At the other end of the spectrum, government could establish ICSs as legal authorities — abolishing clinical commissioning groups and possibly subsuming trusts too, or at least giving ICS strong powers over them. Of the many dangers here are disrupting the current movement toward partnership and collaboration; and the political risk of what would be a wholesale restructure. In NHSE’s own words, it would “necessitate a major change to the NHS’s existing organisational and accountability structure… and would be an unwelcome disruption and distraction at this point”.
It would make it a pressing priority for government to decide what exactly replaces the NHS “internal market” of the last three decades, rather than the current approach of fudging it.
The most likely answer at the moment from the Department of Health and Social Care is closer to the existing NHSE proposal: perhaps creating an ICS committee named in law, mandatory nationwide, and with defined functions and membership — similar to health and wellbeing boards, and short of a “legal entity”. It would probably mean a mandated formal role for local government, which itself could be controversial. Despite some criticism leveled at Greater Manchester’s devo efforts recently, its health and care authority could be a useful model.

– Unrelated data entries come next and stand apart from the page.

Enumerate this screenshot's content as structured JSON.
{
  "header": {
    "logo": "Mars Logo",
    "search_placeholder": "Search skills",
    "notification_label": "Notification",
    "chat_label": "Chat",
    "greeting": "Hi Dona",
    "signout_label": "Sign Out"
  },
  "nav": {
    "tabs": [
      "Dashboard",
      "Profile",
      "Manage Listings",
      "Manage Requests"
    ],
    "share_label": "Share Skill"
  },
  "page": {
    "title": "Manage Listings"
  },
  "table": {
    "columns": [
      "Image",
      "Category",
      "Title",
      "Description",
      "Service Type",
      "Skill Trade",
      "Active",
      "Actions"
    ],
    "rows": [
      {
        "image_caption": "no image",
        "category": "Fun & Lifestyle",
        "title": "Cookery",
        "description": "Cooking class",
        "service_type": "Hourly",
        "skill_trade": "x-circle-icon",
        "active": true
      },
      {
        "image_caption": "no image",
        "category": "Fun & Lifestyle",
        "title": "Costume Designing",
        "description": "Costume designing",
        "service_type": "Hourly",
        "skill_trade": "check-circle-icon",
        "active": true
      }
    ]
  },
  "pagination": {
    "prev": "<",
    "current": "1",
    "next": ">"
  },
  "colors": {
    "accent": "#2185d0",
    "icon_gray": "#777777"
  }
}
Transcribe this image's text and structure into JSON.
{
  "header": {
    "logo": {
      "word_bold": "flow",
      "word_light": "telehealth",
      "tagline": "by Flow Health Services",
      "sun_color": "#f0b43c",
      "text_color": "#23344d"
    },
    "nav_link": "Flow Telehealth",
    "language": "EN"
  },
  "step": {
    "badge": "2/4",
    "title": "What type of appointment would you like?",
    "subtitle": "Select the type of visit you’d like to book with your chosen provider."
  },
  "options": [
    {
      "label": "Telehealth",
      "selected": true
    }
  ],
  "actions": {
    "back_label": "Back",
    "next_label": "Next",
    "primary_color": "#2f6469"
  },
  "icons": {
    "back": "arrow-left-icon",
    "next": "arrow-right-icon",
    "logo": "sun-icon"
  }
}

Boris Johnson has described himself to cabinet as “basically a Brexity Hezza” — meaning that, leaving the EU aside, he favours the devolutionary philosophy famously championed by Michael Heseltine since the Thatcher years.
Will the former mayor of London’s localising instincts triumph, or will he fall foul of the temptation experienced by so many prime ministers, to try and take greater control of the nation’s most beloved institution? In the long run, it could make Brexit look simple.